Was ist Leben? Wie wirtschaften wir lebensgemäß?
Zwei Bücher bereiten einen Paradigmenwechsel vor.
Wer biologisch-dynamisch arbeitet, geht mit einem anderen Blick an die Natur heran, als dem allein durch die aktuelle Wissenschaft gefärbten. Lebendiges lässt sich nicht allein durch wiegen, zählen, messen beurteilen, nicht allein aus Vergangenem. Es wirkt mehr, als wir heute sehen, Kräfte und Wesenhaftes spielen eine Rolle im Lebensgeschehen. Die Wissenschaften des Lebens allerdings, z. B. die Biologie, führen indes immer noch alles auf Physik und Chemie zurück. Handlung ist, so ihre Modelle, stofflich programmiert.
Da tut es gut, das frisch und kunstvoll geschriebene Buch des Wissenschaftsjournalisten Andreas Weber zu lesen: „Alles fühlt“, erschienen vor gut einem Jahr.
Leben kommt nicht aus dem Labor und kann auch nicht im Labor verstanden werden – das ist die Botschaft, die der Biologe verkündet und auf neuestem Forschungsstand belegt. Er räumt auf mit den Klischees von Leben als Verdrängungskampf biochemischer Automaten und zeigt, dass die Wissenschaft inzwischen weiter ist als das materialistische Paradigma.
Das ist noch nicht direkt bio-dynamisch, aber viele Aspekte schlagen eine Brücke zu den goetheanistisch-phänomenologischen Ansätzen anthroposophischer Forscher und dem Hintergrund von Demeter.

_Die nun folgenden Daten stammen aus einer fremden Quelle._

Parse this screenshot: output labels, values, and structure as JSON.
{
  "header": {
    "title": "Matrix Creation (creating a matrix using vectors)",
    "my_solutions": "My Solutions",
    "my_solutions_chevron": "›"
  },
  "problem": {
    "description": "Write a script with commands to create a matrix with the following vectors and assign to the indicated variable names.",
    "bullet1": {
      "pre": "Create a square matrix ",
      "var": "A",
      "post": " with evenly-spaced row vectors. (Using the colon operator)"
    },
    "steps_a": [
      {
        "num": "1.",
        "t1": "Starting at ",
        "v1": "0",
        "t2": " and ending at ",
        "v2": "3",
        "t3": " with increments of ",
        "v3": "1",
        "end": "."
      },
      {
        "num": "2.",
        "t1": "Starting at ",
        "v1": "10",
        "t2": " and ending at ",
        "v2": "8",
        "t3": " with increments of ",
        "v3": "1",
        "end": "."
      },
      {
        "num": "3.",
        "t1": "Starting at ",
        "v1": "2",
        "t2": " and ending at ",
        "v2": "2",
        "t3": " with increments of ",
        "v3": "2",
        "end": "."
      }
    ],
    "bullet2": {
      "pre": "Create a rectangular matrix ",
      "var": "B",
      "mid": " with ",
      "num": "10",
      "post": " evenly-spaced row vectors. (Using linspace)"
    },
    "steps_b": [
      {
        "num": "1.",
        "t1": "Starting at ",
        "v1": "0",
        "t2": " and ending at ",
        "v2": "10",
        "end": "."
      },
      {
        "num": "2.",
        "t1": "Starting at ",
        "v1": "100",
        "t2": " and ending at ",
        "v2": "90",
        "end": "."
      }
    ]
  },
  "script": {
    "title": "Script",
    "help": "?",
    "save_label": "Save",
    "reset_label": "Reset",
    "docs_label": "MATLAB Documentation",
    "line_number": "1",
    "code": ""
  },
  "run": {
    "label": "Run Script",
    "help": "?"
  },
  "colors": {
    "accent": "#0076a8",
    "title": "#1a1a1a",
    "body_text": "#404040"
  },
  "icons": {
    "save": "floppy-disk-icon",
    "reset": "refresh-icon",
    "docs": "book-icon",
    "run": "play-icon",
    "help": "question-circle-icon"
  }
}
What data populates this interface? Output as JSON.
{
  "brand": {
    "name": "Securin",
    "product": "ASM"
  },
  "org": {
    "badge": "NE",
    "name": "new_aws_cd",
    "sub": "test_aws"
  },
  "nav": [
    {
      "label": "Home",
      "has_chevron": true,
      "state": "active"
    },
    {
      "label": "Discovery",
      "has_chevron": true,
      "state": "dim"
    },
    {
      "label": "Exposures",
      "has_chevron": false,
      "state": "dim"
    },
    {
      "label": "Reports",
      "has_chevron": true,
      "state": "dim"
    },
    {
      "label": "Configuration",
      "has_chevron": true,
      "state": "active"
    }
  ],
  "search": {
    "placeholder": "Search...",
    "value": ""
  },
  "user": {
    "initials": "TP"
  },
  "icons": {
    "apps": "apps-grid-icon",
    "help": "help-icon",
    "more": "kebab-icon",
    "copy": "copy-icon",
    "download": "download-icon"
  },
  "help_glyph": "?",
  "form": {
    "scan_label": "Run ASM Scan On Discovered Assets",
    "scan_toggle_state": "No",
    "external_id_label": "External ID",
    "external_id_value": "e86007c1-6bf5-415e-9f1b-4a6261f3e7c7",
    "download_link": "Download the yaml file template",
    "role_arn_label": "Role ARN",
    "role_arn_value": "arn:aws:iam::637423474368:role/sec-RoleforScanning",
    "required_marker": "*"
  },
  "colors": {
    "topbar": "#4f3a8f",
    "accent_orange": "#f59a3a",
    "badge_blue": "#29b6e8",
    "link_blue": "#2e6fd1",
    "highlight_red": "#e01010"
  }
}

Auch Weber erweitert die Biologie. Und zwar um den Begriff der Bedeutung - für das Subjekt, nicht für die Gattung! Ein Organismus, der fühlt, gibt einer Wahrnehmung Bedeutung, auch im biologisch-physischen Sinne. Und da alles Leben Entscheidungen treffen muss, gehört Bewertung unmittelbar zum Lebensprozess. Alles fühlt - so der Schluss daraus und der Titel des Buches. Eine Umdeutung der reinen Reiz-Reaktionsschemata eines nur auf Selektion reduzierten Darwinismus.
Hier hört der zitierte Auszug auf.